Risk Factors for Postpartum Hemorrhage in Vaginal Deliveries in a Latin-American Population

    loading  Checking for direct PDF access through Ovid



To identify risk factors for immediate postpartum hemorrhage after vaginal delivery in a South American population.


This was a prospective cohort study including all vaginal births (N=11,323) between October and December 2003 and October and December 2005 from 24 maternity units in two South American countries (Argentina and Uruguay). Blood loss was measured in all births using a calibrated receptacle. Moderate postpartum hemorrhage and severe postpartum hemorrhage were defined as blood loss of at least 500 mL and at least 1,000 mL, respectively.

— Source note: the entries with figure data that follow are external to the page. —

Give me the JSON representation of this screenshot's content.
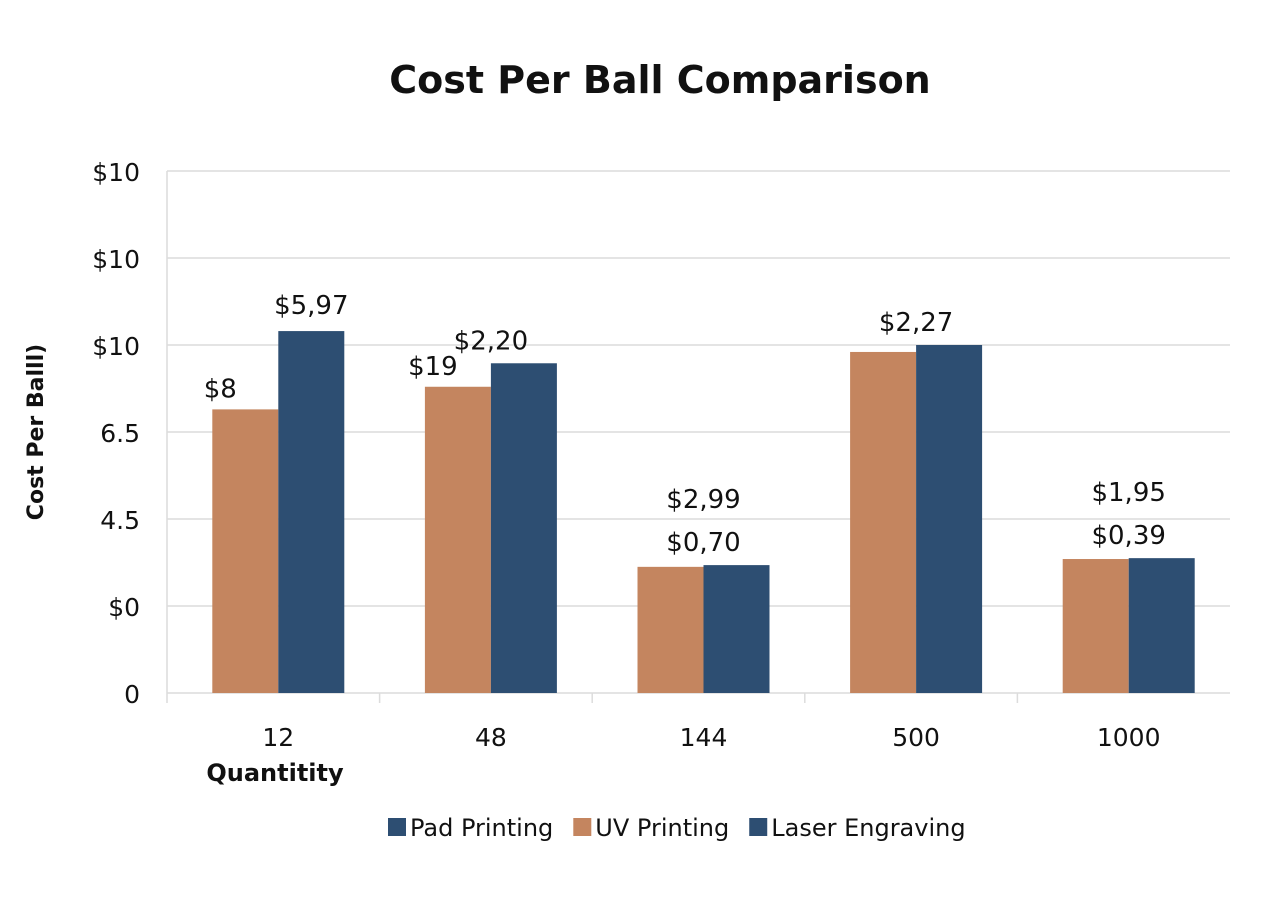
{
  "chart_data": {
    "type": "bar",
    "title": "Cost Per Ball Comparison",
    "xlabel": "Quantitity",
    "ylabel": "Cost Per Balll)",
    "categories": [
      "12",
      "48",
      "144",
      "500",
      "1000"
    ],
    "y_tick_labels": [
      "0",
      "$0",
      "4.5",
      "6.5",
      "$10",
      "$10",
      "$10"
    ],
    "ylim": [
      0,
      6
    ],
    "grid": true,
    "legend_placement": "bottom",
    "legend": [
      {
        "label": "Pad Printing",
        "color": "#2D4E72"
      },
      {
        "label": "UV Printing",
        "color": "#C4855F"
      },
      {
        "label": "Laser Engraving",
        "color": "#2D4E72"
      }
    ],
    "series": [
      {
        "name": "UV Printing",
        "color": "#C4855F",
        "values": [
          3.26,
          3.52,
          1.45,
          3.92,
          1.54
        ]
      },
      {
        "name": "Laser Engraving",
        "color": "#2D4E72",
        "values": [
          4.16,
          3.79,
          1.47,
          4.0,
          1.55
        ]
      }
    ],
    "data_labels": [
      [
        {
          "text": "$8",
          "anchor": 0
        },
        {
          "text": "$5,97",
          "anchor": 1
        }
      ],
      [
        {
          "text": "$19",
          "anchor": 0
        },
        {
          "text": "$2,20",
          "anchor": "group"
        }
      ],
      [
        {
          "text": "$0,70",
          "anchor": "group"
        },
        {
          "text": "$2,99",
          "anchor": "group"
        }
      ],
      [
        {
          "text": "$2,27",
          "anchor": "group"
        }
      ],
      [
        {
          "text": "$0,39",
          "anchor": "group"
        },
        {
          "text": "$1,95",
          "anchor": "group"
        }
      ]
    ]
  }
}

Moderate and severe postpartum hemorrhage occurred in 10.8% and 1.9% of deliveries, respectively. The risk factors more strongly associated and the incidence of moderate postpartum hemorrhage in women with each of these factors were: retained placenta (33.3%) (adjusted odds ratio [OR] 6.02, 95% confidence interval [CI] 3.50–10.36), multiple pregnancy (20.9%) (adjusted OR 4.67, CI 2.41–9.05), macrosomia (18.6%) (adjusted OR 2.36, CI 1.93–2.88), episiotomy (16.2%) (adjusted OR 1.70, CI 1.15–2.50), and need for perineal suture (15.0%) (adjusted OR 1.66, CI 1.11–2.49). Active management of the third stage of labor, multiparity, and low birth weight were found to be protective factors. Severe postpartum hemorrhage was associated with retained placenta (17.1%) (adjusted OR 16.04, CI 7.15–35.99), multiple pregnancy (4.7%) (adjusted OR 4.34, CI 1.46–12.87), macrosomia (4.9%) (adjusted OR 3.48, CI 2.27–5.36), induced labor (3.5%) (adjusted OR 2.00, CI 1.30–3.09), and need for perineal suture (2.5%) (adjusted OR 2.50, CI 1.87–3.36).


Many of the risk factors for immediate postpartum hemorrhage in this South American population are related to complications of the second and third stage of labor.